Sebagaimana sudah dijelaskan sebelumnya, selain mimikri konsep penting lainya adalah hibriditas. Agak berbeda dengan mimikri, yang sudah memiliki kejelasan objek yang fix, hibriditas mencakup hal-hal yang lebih luas lagi. Secara sederhana hibriditas dapat diartikan sebagai suatu percampuran budaya antara Barat dan Timur, dalam hal ini antara pribumi dan jajahan. Bhaba secara spesifik menjelaskan hibriditas kepada suatu kelompok pribumi yang memiliki keseimbangan atribut budaya antara lokal dan Barat. Dalam upaya memihat percampuran tersebut, Bhaba membagi ranah hibriditas menjadi lima bagian, yaitu; rasial, lingusitik, literatur, budaya, dan keagamaan. Menurutnya, dari kelima kategori yang ada 3 hal utama yang signifikan dalam kajian poskolonial adalah lingusitik, literatur, dan budaya.

Hibriditas linguistik dimaksudkan oleh Bhaba adalah fenomena dimana penduduk pribumi dapat menggunakan bahasa penjajah, dalam hal ini banyak difasilitasi oleh pendidikan formal. Dampaknya bagi negara-negara bekas jajahan antara lain masuknya kata-kata serapan dari bahasa penjajah ke bahasa pribumi.
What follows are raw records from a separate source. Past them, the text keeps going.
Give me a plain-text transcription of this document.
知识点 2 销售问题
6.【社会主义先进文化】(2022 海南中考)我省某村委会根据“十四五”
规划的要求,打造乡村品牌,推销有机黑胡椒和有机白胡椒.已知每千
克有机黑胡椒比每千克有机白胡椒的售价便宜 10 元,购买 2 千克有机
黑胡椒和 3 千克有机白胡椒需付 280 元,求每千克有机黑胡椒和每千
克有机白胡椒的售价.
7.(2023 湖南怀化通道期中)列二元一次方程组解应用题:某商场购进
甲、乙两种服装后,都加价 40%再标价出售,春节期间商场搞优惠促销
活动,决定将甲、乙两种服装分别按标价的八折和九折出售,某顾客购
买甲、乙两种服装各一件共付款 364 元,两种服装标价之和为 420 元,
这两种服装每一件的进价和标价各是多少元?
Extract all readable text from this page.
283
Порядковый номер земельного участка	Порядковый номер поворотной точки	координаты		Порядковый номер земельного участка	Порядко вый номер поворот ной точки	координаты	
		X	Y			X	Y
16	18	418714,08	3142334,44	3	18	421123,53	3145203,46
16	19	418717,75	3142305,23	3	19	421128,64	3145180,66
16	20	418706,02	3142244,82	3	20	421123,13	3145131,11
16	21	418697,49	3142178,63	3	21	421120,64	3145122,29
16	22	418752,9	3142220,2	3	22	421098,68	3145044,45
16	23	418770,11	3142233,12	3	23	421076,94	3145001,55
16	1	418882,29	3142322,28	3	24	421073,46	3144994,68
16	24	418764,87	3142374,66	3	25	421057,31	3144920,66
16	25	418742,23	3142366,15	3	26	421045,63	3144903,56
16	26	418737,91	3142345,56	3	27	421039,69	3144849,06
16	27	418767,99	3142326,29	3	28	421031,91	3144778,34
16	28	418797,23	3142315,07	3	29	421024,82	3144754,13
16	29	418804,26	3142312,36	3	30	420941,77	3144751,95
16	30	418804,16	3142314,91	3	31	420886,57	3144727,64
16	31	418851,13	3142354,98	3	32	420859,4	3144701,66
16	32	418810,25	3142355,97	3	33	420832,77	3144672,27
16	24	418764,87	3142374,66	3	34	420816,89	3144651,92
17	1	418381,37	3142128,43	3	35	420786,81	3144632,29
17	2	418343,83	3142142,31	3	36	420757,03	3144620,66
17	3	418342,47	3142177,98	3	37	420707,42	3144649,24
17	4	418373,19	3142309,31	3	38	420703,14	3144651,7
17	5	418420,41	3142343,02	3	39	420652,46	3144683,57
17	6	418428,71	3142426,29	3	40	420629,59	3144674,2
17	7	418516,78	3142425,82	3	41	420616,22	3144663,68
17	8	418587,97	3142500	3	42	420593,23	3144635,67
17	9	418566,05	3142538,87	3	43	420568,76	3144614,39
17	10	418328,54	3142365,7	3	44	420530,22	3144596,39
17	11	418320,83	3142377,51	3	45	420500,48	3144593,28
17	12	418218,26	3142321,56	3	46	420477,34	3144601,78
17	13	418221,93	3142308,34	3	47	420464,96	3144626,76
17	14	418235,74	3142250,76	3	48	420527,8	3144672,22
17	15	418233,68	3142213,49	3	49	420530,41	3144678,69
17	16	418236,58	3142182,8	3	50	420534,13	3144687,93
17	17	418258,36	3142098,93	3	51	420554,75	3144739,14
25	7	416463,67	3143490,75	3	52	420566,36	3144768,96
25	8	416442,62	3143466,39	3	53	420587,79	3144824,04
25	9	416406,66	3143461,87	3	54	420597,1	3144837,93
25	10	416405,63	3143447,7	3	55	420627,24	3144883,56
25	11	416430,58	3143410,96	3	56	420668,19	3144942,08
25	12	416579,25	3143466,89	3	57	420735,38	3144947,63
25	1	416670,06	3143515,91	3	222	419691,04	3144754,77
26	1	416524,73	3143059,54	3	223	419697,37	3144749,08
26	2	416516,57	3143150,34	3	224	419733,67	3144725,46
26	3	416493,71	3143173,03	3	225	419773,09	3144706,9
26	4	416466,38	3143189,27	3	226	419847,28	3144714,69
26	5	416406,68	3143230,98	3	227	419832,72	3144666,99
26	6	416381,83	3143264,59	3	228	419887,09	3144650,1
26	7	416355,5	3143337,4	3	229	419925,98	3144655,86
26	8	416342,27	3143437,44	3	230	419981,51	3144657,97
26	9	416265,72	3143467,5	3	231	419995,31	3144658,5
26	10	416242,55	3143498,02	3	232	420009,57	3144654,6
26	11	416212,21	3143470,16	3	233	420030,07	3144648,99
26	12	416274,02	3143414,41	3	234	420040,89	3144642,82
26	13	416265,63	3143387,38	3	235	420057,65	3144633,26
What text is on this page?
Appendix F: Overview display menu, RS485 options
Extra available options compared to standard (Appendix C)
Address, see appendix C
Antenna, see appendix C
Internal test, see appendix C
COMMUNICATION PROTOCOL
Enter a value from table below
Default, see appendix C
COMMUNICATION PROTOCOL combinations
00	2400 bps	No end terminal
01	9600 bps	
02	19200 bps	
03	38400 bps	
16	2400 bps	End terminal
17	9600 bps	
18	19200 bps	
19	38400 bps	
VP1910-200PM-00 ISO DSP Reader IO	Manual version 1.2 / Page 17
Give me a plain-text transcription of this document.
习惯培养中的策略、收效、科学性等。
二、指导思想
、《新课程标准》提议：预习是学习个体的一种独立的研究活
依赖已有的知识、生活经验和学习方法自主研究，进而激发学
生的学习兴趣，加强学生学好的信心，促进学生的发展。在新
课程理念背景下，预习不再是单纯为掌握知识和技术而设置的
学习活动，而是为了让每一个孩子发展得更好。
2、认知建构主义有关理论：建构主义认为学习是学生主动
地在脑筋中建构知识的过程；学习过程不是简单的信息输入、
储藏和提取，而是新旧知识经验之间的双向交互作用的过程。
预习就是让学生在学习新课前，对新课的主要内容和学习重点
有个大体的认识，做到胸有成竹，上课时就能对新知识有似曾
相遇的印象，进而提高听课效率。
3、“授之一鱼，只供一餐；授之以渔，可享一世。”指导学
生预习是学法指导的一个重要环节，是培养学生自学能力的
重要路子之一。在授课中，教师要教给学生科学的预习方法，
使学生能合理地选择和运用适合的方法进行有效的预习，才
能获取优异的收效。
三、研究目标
Atau malah, negeri jajahan secara penuh menganggap bahasa penjajah sebagai bahasa resmi negara, seperi terlihat dibanyak negara jajahan Inggris.

Kemudian adalah hibriditas literatur, tentunya fenomena ini muncul setalah hibriditas lingustik tercipta. Menurut Bhaba, hibriditas literatur adalah fernomena kaum pribumi mulai memahami cerita-cerita, informasi, dan gaya penulisan dari literatur yang ada di negeri jajahan terutama lewat karya novel. Dengan demikian, tentunya tidak dibanyak orang, akan muncul imagi-imagi tentang kondisi dunia Barat, khususnya negeri penjajah, yang tergambar lewat literatur-literatur yang dibacanya. Selanjunya, mereka menggunakan literatur-literatur tersebut sebagai bahan inspirasi untuk mereka menciptakan literatur-literatur yang menggambarkan kondisi sosial, budaya, dan politik masyarakat pribumi yang pada akhirnya literatur lokal ini menginspirasi bagi banyak pihak untuk melakukan perubahan dan kemerdekaan.

Selanjutnya adalah hibriditas budaya. Budaya sebagaimana dimaknai sekarang yang mencakup seni, cara berpakaian, lagu, makanan, cara bersikap, dan masih banyak lagi. Dalam hal ini pun, hibriditas budaya dimaknai sebagai percampuran budaya antara entitas lokal dengan yang dari Barat. Sehingga, sesungguhnya hibriditas budaya tidak jauh berbeda dengan fenomena mimikri. Hal ini dipahami karena adanya anggapan umum di era kolonial, bahwa budaya Barat yang dibawa oleh para penjajah lebih unggul dan lebih tinggi dibandingkan dengan budaya pribumi yang dilekatkan stigma tradisional dan ketinggalan zaman.

Melampaui Poskolonialisme

Kontribusi Bhaba dalam ranah poskolonialisme adalah perspektif baru dalam melihat hubungan antara penjajah (colonizer) dan yang dijajah (colonialized). Jika Said dan Spivak cenderung melihat relasi itu dalam dikotomis yang terpolarisasi, Bhaba memberikan kontribusi dengan memberikan tekanan pada agen (agency). Bhaba melihat sesungguhnya kaum subaltern-meminjam istilah Spivak- tidak serta merta menerima kondisi penjajahan dengan pasrah dan tidak melakukan perlawanan. Konsep mimikri dan hibriditas sesungguhnya merupakan alat untuk melihat aktifnya agen dalam melihat situasi yang berkembang, dalam konteks penjajahan. Pun Bhaba memperlihatkan fenomena dominasi penjajah sesungguhnya bukan hanya karena besarnya power yang dimiliki, namun juga karena ketakutan yang melihat kondisi yang berlangsung. Di sisi lain, para kaum pribumi sesungguhnya memiliki potensi melawan, walaupun dengan bentuk-bentuk yang sederhana. Hal inilah yang dapat memberikan penjelasan terhadap munculnya gerakan-gerakan perlawanan/nasionalisme yang marak di Asia-Afrika menjelang berakhirnya perang dunia ke-2.